Os chineses antigos fizeram em relação ao conceito de tempo algo de semelhante ao que o filósofo grego Pitágoras de Samos fez em relação ao conceito de número. Se Pitágoras considerou que os números não eram meras referências quantitativas mas que encerravam em si significados qualitativos, os chineses, por seu turno, viram cada unidade de tempo como tendo uma personalidade própria. Essa “personalidade” (conjunto de características potenciais) deriva do que cada momento representa no jogo recíproco entre os princípios yin e yang.

Todos os processos naturais evoluem segundo as cinco fases, wuxing 五行, que se sucedem do seguinte modo: mu 木, huo 火, tu 土, jin 金 e shui 水. As cinco fases representam a evolução entre o yin e o yang.

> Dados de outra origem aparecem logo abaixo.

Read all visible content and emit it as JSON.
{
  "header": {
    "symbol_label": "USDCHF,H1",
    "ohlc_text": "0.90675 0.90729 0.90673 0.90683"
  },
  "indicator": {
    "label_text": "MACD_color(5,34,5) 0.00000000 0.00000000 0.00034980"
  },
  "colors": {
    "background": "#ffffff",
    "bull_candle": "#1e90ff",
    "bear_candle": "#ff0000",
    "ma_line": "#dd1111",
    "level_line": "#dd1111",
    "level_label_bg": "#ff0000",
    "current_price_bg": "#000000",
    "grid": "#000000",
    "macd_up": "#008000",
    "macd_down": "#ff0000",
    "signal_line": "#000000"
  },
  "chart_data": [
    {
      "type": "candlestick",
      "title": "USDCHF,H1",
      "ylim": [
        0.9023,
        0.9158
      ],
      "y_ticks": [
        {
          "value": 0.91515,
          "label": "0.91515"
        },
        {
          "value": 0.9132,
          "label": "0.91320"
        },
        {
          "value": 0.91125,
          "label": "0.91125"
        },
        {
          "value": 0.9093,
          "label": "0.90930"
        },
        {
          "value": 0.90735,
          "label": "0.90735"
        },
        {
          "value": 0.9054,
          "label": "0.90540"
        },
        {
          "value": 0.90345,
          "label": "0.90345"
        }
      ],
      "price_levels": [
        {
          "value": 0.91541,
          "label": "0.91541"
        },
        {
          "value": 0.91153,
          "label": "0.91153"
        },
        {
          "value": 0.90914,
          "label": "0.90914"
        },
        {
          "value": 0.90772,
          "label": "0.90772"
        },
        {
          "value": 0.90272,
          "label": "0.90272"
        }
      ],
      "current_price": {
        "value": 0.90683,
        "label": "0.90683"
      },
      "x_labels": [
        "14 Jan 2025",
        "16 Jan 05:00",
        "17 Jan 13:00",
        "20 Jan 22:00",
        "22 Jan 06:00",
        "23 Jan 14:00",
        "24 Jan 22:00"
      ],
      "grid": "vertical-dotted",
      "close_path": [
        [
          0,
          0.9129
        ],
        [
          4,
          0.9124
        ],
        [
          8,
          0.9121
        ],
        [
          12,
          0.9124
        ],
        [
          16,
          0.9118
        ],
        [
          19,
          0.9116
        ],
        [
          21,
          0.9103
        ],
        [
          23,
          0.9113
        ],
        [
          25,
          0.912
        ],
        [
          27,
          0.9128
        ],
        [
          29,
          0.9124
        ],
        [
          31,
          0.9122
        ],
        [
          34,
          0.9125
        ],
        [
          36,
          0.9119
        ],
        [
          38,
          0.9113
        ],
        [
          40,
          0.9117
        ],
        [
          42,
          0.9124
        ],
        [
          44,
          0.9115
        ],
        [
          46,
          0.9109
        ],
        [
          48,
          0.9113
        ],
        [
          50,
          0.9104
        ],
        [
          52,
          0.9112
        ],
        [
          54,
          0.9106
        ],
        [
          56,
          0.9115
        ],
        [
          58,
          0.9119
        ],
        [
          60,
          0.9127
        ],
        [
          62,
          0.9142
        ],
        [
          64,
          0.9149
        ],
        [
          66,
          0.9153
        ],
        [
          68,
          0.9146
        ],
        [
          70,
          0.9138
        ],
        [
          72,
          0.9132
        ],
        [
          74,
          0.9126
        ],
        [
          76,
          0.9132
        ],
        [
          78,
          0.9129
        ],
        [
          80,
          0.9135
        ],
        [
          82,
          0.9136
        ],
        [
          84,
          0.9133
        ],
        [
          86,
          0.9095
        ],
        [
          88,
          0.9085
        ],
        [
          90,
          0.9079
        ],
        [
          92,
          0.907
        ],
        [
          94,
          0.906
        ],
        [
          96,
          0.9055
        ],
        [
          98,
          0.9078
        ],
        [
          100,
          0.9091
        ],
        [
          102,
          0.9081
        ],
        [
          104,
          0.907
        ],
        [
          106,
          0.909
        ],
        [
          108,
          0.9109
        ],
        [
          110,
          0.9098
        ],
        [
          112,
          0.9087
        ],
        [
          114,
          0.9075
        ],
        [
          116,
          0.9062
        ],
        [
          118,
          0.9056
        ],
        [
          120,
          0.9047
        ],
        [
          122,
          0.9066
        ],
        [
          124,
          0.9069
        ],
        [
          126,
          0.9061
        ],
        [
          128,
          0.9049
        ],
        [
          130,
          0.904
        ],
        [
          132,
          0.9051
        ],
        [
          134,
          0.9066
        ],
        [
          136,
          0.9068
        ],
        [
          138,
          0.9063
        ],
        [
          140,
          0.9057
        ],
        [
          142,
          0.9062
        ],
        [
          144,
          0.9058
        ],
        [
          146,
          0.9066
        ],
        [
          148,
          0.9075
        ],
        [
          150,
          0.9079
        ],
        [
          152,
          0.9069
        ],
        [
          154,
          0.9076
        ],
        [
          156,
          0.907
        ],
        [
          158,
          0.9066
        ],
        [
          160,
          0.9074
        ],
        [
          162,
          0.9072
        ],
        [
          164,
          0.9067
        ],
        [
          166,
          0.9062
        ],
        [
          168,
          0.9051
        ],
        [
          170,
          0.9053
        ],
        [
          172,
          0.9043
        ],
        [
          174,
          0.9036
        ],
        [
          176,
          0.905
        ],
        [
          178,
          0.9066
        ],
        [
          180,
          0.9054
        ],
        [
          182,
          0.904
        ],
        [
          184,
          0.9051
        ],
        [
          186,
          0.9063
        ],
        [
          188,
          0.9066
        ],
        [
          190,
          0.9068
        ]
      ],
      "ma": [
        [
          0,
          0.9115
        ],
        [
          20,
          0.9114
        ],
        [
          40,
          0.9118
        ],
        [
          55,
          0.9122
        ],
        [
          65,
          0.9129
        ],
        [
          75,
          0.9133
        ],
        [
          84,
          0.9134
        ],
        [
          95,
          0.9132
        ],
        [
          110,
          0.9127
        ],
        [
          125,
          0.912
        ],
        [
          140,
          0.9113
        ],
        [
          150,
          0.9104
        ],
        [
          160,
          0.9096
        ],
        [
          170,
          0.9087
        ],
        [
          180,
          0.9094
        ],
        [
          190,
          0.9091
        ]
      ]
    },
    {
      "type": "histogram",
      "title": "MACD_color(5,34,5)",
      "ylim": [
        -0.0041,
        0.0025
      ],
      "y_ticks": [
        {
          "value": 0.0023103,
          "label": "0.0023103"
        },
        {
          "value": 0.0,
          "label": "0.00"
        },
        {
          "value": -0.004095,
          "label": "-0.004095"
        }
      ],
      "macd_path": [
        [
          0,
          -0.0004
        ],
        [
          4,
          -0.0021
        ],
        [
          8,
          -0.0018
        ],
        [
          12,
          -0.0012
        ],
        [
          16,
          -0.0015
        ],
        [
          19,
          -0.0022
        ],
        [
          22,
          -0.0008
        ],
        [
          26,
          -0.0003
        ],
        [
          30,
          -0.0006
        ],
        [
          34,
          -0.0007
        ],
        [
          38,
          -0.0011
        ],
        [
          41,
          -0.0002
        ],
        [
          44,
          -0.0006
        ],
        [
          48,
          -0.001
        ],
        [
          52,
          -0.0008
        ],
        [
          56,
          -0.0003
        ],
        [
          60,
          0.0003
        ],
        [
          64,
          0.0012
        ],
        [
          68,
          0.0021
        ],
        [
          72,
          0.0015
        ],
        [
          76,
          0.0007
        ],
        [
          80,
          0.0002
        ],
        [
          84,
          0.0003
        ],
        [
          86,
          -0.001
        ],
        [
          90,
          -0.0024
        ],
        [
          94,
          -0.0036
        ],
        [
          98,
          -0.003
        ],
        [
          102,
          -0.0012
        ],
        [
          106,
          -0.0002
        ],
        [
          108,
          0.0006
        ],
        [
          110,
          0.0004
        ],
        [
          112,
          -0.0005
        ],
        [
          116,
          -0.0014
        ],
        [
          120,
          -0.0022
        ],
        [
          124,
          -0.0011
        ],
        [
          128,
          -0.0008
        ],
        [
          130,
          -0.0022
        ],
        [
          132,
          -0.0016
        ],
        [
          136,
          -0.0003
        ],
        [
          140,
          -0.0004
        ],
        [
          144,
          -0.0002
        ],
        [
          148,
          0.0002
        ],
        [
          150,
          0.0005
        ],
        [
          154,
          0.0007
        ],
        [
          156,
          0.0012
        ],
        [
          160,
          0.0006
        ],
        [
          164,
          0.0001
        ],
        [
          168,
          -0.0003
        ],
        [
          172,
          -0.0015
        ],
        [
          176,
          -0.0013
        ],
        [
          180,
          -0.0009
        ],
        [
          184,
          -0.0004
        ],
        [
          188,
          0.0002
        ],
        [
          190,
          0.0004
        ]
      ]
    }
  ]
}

De acordo com a ciência do Bazi (八字), cada momento específico (como o do nascimento de uma vida ou do início um processo) é composto por quatro unidades de tempo: o ano, o mês, o dia e a hora. Cada uma dessas unidades representa uma combinação entre as “cinco fases”. O jogo recíproco entre o significado qualitativo das quatro unidades de tempo representa o padrão segundo o qual irão evoluir a vida ou o processo então iniciados.

Os dois ciclos fundamentais têm a ver com as quatro fases do dia e as quatro estações do ano. São dois fenómenos análogos, uma vez que repetem um mesmo ciclo natural, resultante do jogo recíproco entre o yin e o yang.

A meia-noite é análoga ao solstício de Inverno. O meio-dia é análogo ao solstício de Verão. O nascer do sol é análogo ao equinócio da Primavera. O pôr-do-sol é análogo ao equinócio de Outono.